MEDIA: Identifying Your Target Audience


Most organizations, when asked, “who is your audience?” will reply, “the general public.” Indeed, when you watch a group’s media coverage on the 11 o’clock news, it appears that the group is talking to the whole world, the public. But the whole world isn’t watching the 11 o’clock news. For example, studies in the United States show that those with college degrees and adults over the age of 55 watch the news more than anyone else. So, any organization that aims to get their event covered on the 11 o’clock news is most likely to reach college educated and senior adults as their demographic.

The general public is too vast. We will have to spend way beyond the limits of our budgets to target “the public.” Note that even corporations within many countries do not attempt to target “the public.” You need to think about the “public” in segments, e.g., voters, youth of voting age, urban youth of voting age, urban young women of voting age, etc. You see how you can continue to refine each segment to a more specific or finer slice of the public? The process of refinement is known as finding your target audience.

Who is your target audience?

Your target audiences are the individuals, groups, communities and bodies of decision-makers who can influence your campaign target. Your campaign target is the individual or individuals who have direct decision-making power over the issue your organization is working to address.

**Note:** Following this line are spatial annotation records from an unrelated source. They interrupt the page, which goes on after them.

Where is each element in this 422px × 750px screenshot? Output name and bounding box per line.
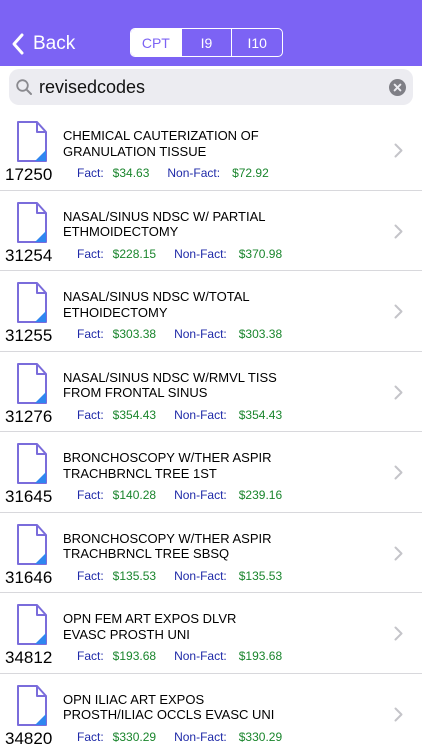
code-number: 34812 <box>5 648 53 667</box>
fee-line: Fact: $34.63 Non-Fact: $72.92 <box>77 166 269 180</box>
search-query: revisedcodes <box>39 77 146 97</box>
code-number: 17250 <box>5 165 53 184</box>
fact-value: $228.15 <box>112 246 157 261</box>
non-fact-value: $303.38 <box>238 327 283 341</box>
fact-label: Fact: <box>77 649 104 663</box>
fact-label: Fact: <box>77 246 104 261</box>
fact-label: Fact: <box>77 327 104 341</box>
list-item[interactable]: BRONCHOSCOPY W/THER ASPIR TRACHBRNCL TRE… <box>0 512 422 593</box>
code-description: BRONCHOSCOPY W/THER ASPIR TRACHBRNCL TRE… <box>63 530 272 562</box>
chevron-right-icon <box>394 143 403 158</box>
fee-line: Fact: $193.68 Non-Fact: $193.68 <box>77 649 282 663</box>
segment-i9[interactable]: I9 <box>180 29 232 56</box>
fee-line: Fact: $140.28 Non-Fact: $239.16 <box>77 488 282 502</box>
list-item[interactable]: CHEMICAL CAUTERIZATION OF GRANULATION TI… <box>0 110 422 191</box>
fee-line: Fact: $330.29 Non-Fact: $330.29 <box>77 730 282 744</box>
chevron-right-icon <box>394 546 403 561</box>
code-description: NASAL/SINUS NDSC W/TOTAL ETHOIDECTOMY <box>63 289 250 320</box>
back-button[interactable]: Back <box>10 30 75 58</box>
segment-i10[interactable]: I10 <box>231 29 282 56</box>
non-fact-value: $239.16 <box>238 488 283 502</box>
fee-line: Fact: $135.53 Non-Fact: $135.53 <box>77 569 282 583</box>
fact-label: Fact: <box>77 729 104 744</box>
fact-value: $135.53 <box>112 568 157 583</box>
search-bar: revisedcodes <box>0 66 422 116</box>
fact-label: Fact: <box>77 407 104 422</box>
document-icon <box>15 120 49 164</box>
search-input[interactable]: revisedcodes <box>9 69 413 105</box>
code-description: OPN ILIAC ART EXPOS PROSTH/ILIAC OCCLS E… <box>63 691 275 723</box>
non-fact-value: $330.29 <box>238 729 283 744</box>
chevron-right-icon <box>394 626 403 641</box>
non-fact-label: Non-Fact: <box>174 407 227 422</box>
list-item[interactable]: OPN ILIAC ART EXPOS PROSTH/ILIAC OCCLS E… <box>0 673 422 750</box>
list-item[interactable]: OPN FEM ART EXPOS DLVR EVASC PROSTH UNI … <box>0 593 422 674</box>
code-type-segmented-control: CPT I9 I10 <box>130 28 283 57</box>
fact-label: Fact: <box>77 568 104 583</box>
fact-value: $34.63 <box>112 166 150 180</box>
list-item[interactable]: BRONCHOSCOPY W/THER ASPIR TRACHBRNCL TRE… <box>0 432 422 513</box>
non-fact-label: Non-Fact: <box>174 729 227 744</box>
code-description: BRONCHOSCOPY W/THER ASPIR TRACHBRNCL TRE… <box>63 450 272 481</box>
back-label: Back <box>33 33 76 54</box>
code-description: NASAL/SINUS NDSC W/ PARTIAL ETHMOIDECTOM… <box>63 208 266 240</box>
code-description: CHEMICAL CAUTERIZATION OF GRANULATION TI… <box>63 128 259 159</box>
non-fact-label: Non-Fact: <box>174 327 227 341</box>
document-icon <box>15 281 49 325</box>
fact-value: $303.38 <box>112 327 157 341</box>
non-fact-value: $193.68 <box>238 649 283 663</box>
code-number: 31255 <box>5 326 53 345</box>
list-item[interactable]: NASAL/SINUS NDSC W/TOTAL ETHOIDECTOMY 31… <box>0 271 422 352</box>
non-fact-value: $370.98 <box>238 246 283 261</box>
chevron-right-icon <box>394 465 403 480</box>
document-icon <box>15 201 49 245</box>
list-item[interactable]: NASAL/SINUS NDSC W/RMVL TISS FROM FRONTA… <box>0 351 422 432</box>
non-fact-value: $135.53 <box>238 568 283 583</box>
fact-label: Fact: <box>77 166 104 180</box>
document-icon <box>15 603 49 647</box>
document-icon <box>15 442 49 486</box>
code-number: 31645 <box>5 487 53 506</box>
non-fact-label: Non-Fact: <box>174 649 227 663</box>
code-description: NASAL/SINUS NDSC W/RMVL TISS FROM FRONTA… <box>63 369 277 401</box>
non-fact-label: Non-Fact: <box>174 488 227 502</box>
document-icon <box>15 523 49 567</box>
search-icon <box>16 79 32 95</box>
chevron-right-icon <box>394 707 403 722</box>
chevron-left-icon <box>12 33 24 55</box>
non-fact-label: Non-Fact: <box>174 246 227 261</box>
nav-bar: Back CPT I9 I10 <box>0 0 422 66</box>
fee-line: Fact: $303.38 Non-Fact: $303.38 <box>77 327 282 341</box>
fact-value: $140.28 <box>112 488 157 502</box>
code-number: 31254 <box>5 245 53 265</box>
code-number: 31276 <box>5 406 53 426</box>
fee-line: Fact: $228.15 Non-Fact: $370.98 <box>77 247 282 261</box>
chevron-right-icon <box>394 304 403 319</box>
fact-label: Fact: <box>77 488 104 502</box>
code-description: OPN FEM ART EXPOS DLVR EVASC PROSTH UNI <box>63 611 237 642</box>
segment-cpt[interactable]: CPT <box>131 29 181 56</box>
clear-icon[interactable] <box>389 79 406 96</box>
non-fact-label: Non-Fact: <box>167 166 221 180</box>
non-fact-label: Non-Fact: <box>174 568 227 583</box>
non-fact-value: $354.43 <box>238 407 283 422</box>
fee-line: Fact: $354.43 Non-Fact: $354.43 <box>77 408 282 422</box>
chevron-right-icon <box>394 224 403 239</box>
chevron-right-icon <box>394 385 403 400</box>
code-number: 34820 <box>5 728 53 748</box>
fact-value: $330.29 <box>112 729 157 744</box>
code-list: CHEMICAL CAUTERIZATION OF GRANULATION TI… <box>0 110 422 750</box>
document-icon <box>15 362 49 406</box>
non-fact-value: $72.92 <box>232 166 269 180</box>
fact-value: $354.43 <box>112 407 157 422</box>
list-item[interactable]: NASAL/SINUS NDSC W/ PARTIAL ETHMOIDECTOM… <box>0 190 422 271</box>
document-icon <box>15 684 49 728</box>
code-number: 31646 <box>5 567 53 587</box>
fact-value: $193.68 <box>112 649 157 663</box>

Sometimes your target audience is the campaign target and sometimes it is not. For instance, a health clinic that is working to increase awareness about the growing rate of diabetes among the elderly by encouraging them to attend seminars at the clinic will likely have the same campaign target and audience.

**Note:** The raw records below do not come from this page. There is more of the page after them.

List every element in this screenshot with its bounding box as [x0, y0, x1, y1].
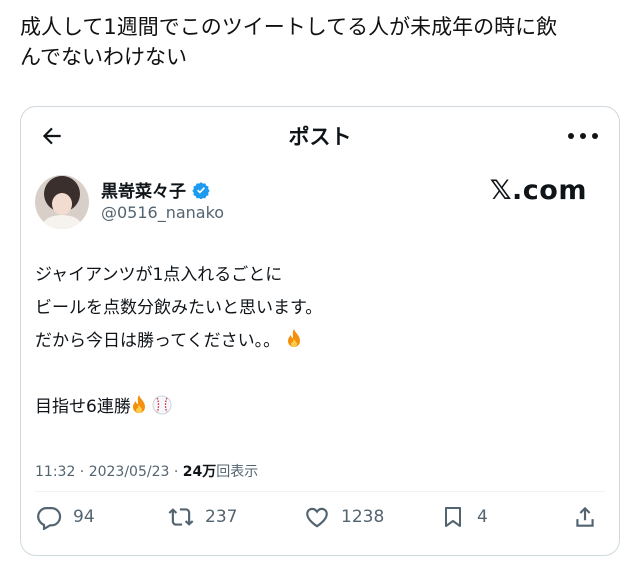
tweet-line-1: ジャイアンツが1点入れるごとに [35, 265, 283, 285]
view-label: 回表示 [216, 464, 259, 480]
reply-count: 94 [73, 507, 95, 527]
avatar-body [43, 215, 81, 229]
bookmark-count: 4 [477, 507, 488, 527]
bookmark-icon [439, 503, 467, 531]
tweet-line-3-text: だから今日は勝ってください。。 [35, 331, 281, 351]
caption-line-1: 成人して1週間でこのツイートしてる人が未成年の時に飲 [20, 15, 558, 39]
share-button[interactable] [571, 503, 599, 531]
divider [35, 491, 605, 492]
caption-line-2: んでないわけない [20, 45, 187, 69]
tweet-line-5: 目指せ6連勝 [35, 391, 605, 424]
verified-badge-icon [192, 181, 210, 199]
bookmark-button[interactable]: 4 [439, 503, 488, 531]
like-count: 1238 [341, 507, 385, 527]
tweet-text: ジャイアンツが1点入れるごとに ビールを点数分飲みたいと思います。 だから今日は… [35, 259, 605, 424]
fire-emoji-icon [287, 329, 300, 347]
like-button[interactable]: 1238 [303, 503, 384, 531]
tweet-line-2: ビールを点数分飲みたいと思います。 [35, 298, 323, 318]
heart-icon [303, 503, 331, 531]
post-header: ポスト [21, 107, 619, 165]
caption: 成人して1週間でこのツイートしてる人が未成年の時に飲 んでないわけない [20, 12, 630, 72]
fire-emoji-icon [132, 395, 145, 413]
more-button[interactable] [563, 121, 603, 151]
baseball-emoji-icon [152, 395, 172, 415]
reply-button[interactable]: 94 [35, 503, 95, 531]
action-bar: 94 237 1238 4 [21, 503, 619, 533]
x-com-logo: 𝕏.com [489, 175, 587, 206]
avatar-face [52, 193, 72, 215]
more-icon [568, 133, 598, 139]
author-name-row[interactable]: 黒嵜菜々子 [101, 177, 210, 202]
post-timestamp[interactable]: 11:32 · 2023/05/23 · [35, 464, 183, 480]
repost-icon [167, 503, 195, 531]
author-name[interactable]: 黒嵜菜々子 [101, 177, 186, 202]
page-title: ポスト [288, 125, 352, 149]
tweet-line-3: だから今日は勝ってください。。 [35, 325, 605, 358]
tweet-line-5-text: 目指せ6連勝 [35, 397, 131, 417]
reply-icon [35, 503, 63, 531]
author-handle[interactable]: @0516_nanako [101, 203, 224, 222]
post-metadata: 11:32 · 2023/05/23 · 24万回表示 [35, 461, 258, 481]
avatar[interactable] [35, 175, 89, 229]
embedded-post-card[interactable]: ポスト 黒嵜菜々子 @0516_nanako 𝕏.com ジャイアンツが1点入れ… [20, 106, 620, 556]
share-icon [571, 503, 599, 531]
repost-count: 237 [205, 507, 238, 527]
view-count: 24万 [182, 464, 217, 480]
repost-button[interactable]: 237 [167, 503, 237, 531]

Campaign Target: the elderly because they have direct decision- making power over their attendance at the seminars. Target Audience: the elderly, because they can influence the decision of the target, themselves. If the same clinic decides to increase awareness about the growing rate of diabetes among children, it is likely that the target and target audience are different.

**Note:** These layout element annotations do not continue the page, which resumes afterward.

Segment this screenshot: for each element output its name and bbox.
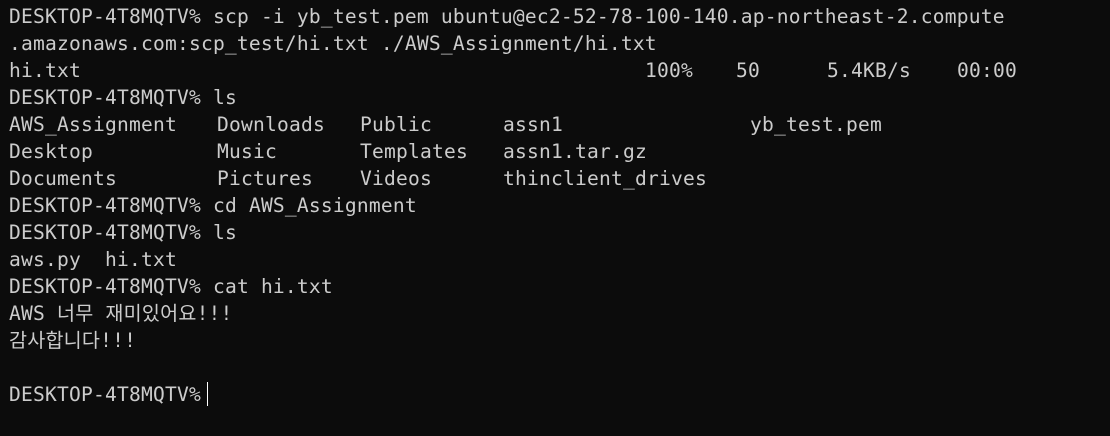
ls-output-row: Documents Pictures Videos thinclient_dri… xyxy=(9,165,1110,192)
directory-entry: Documents xyxy=(9,167,117,190)
directory-entry: thinclient_drives xyxy=(503,167,707,190)
command-text: .amazonaws.com:scp_test/hi.txt ./AWS_Ass… xyxy=(9,32,657,55)
command-text: ls xyxy=(212,221,237,244)
terminal-line-active-prompt[interactable]: DESKTOP-4T8MQTV% xyxy=(9,381,1110,408)
directory-entry: Videos xyxy=(360,167,432,190)
empty-line xyxy=(9,354,1110,381)
scp-progress-line: hi.txt 100% 50 5.4KB/s 00:00 xyxy=(9,57,1110,84)
directory-entry: Templates xyxy=(360,140,468,163)
terminal-line-scp-command-wrap: .amazonaws.com:scp_test/hi.txt ./AWS_Ass… xyxy=(9,30,1110,57)
command-text: cat hi.txt xyxy=(212,275,333,298)
ls-output-row: aws.py hi.txt xyxy=(9,248,177,271)
command-text: scp -i yb_test.pem ubuntu@ec2-52-78-100-… xyxy=(212,5,1005,28)
shell-prompt: DESKTOP-4T8MQTV% xyxy=(9,5,201,28)
terminal-line-ls-command: DESKTOP-4T8MQTV% ls xyxy=(9,219,1110,246)
terminal-line-ls-command: DESKTOP-4T8MQTV% ls xyxy=(9,84,1110,111)
ls-output-row: AWS_Assignment Downloads Public assn1 yb… xyxy=(9,111,1110,138)
transfer-file-name: hi.txt xyxy=(9,59,81,82)
command-text: ls xyxy=(212,86,237,109)
terminal-line-cat-command: DESKTOP-4T8MQTV% cat hi.txt xyxy=(9,273,1110,300)
transfer-eta: 00:00 xyxy=(957,59,1017,82)
file-entry: yb_test.pem xyxy=(750,113,882,136)
directory-entry: assn1 xyxy=(503,113,563,136)
transfer-rate: 5.4KB/s xyxy=(827,59,911,82)
directory-entry: Music xyxy=(217,140,277,163)
transfer-size: 50 xyxy=(736,59,760,82)
terminal-line-scp-command: DESKTOP-4T8MQTV% scp -i yb_test.pem ubun… xyxy=(9,3,1110,30)
transfer-percent: 100% xyxy=(645,59,693,82)
directory-entry: Public xyxy=(360,113,432,136)
terminal-line-cd-command: DESKTOP-4T8MQTV% cd AWS_Assignment xyxy=(9,192,1110,219)
directory-entry: Pictures xyxy=(217,167,313,190)
file-entry: assn1.tar.gz xyxy=(503,140,647,163)
command-text: cd AWS_Assignment xyxy=(212,194,417,217)
text-cursor[interactable] xyxy=(206,382,208,406)
cat-output-line: AWS 너무 재미있어요!!! xyxy=(9,302,233,325)
ls-output-row: Desktop Music Templates assn1.tar.gz xyxy=(9,138,1110,165)
directory-entry: Desktop xyxy=(9,140,93,163)
directory-entry: Downloads xyxy=(217,113,325,136)
directory-entry: AWS_Assignment xyxy=(9,113,177,136)
shell-prompt: DESKTOP-4T8MQTV% xyxy=(9,383,201,406)
terminal-window[interactable]: DESKTOP-4T8MQTV% scp -i yb_test.pem ubun… xyxy=(0,0,1110,436)
cat-output-line: 감사합니다!!! xyxy=(9,329,137,352)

Campaign Target: children with diets that increases risk of diabetes. Target Audience: parents because they have a great influence over children’s diets.

From the examples above, it’s clear that defining your target audience requires you to have clear goals. Once you’ve clarified your campaign goal, ask the following questions to help you identify your target audience:

• Who needs to hear your message?

• Who has influence over the target of your campaign?

• Who must be moved to action so your goals will be met?

• Who has the greatest impact on the outcome of your campaign efforts?

It’s okay to have more than one target audience.

Most nonprofit groups have at least two target audiences. The first is the organization’s base, clients, or constituents. The second is the organization’s donors, funders and supporters. A third target audience might be a variety of individuals based on the specifics of the campaign and issue.

Next Steps – Getting to Know Your Target Audiences

The point of refining your audience is to zone in on the exact individuals and communities who can assist in making changes that your organization and your community desire. Refining your target audience ultimately saves time and resources because you can focus your campaign and efforts from the start.

To better understand your target audience – where they stand on an issue, what motivates and drives them – consider doing the following: research any data from ally organizations on the same target audiences; conduct your own focus group of a sample target audience; consult with surveys and polling results compiled by large polling and research firms, organizations that poll on current events, as well as smaller polls conducted by local newspapers and local groups.

Once you’ve identified and come to understand your target audience, you’re ready to develop the strategies and messages to reach them. Rest assured that your communications efforts from here on will be more focused and effective because you are getting your message to the right people!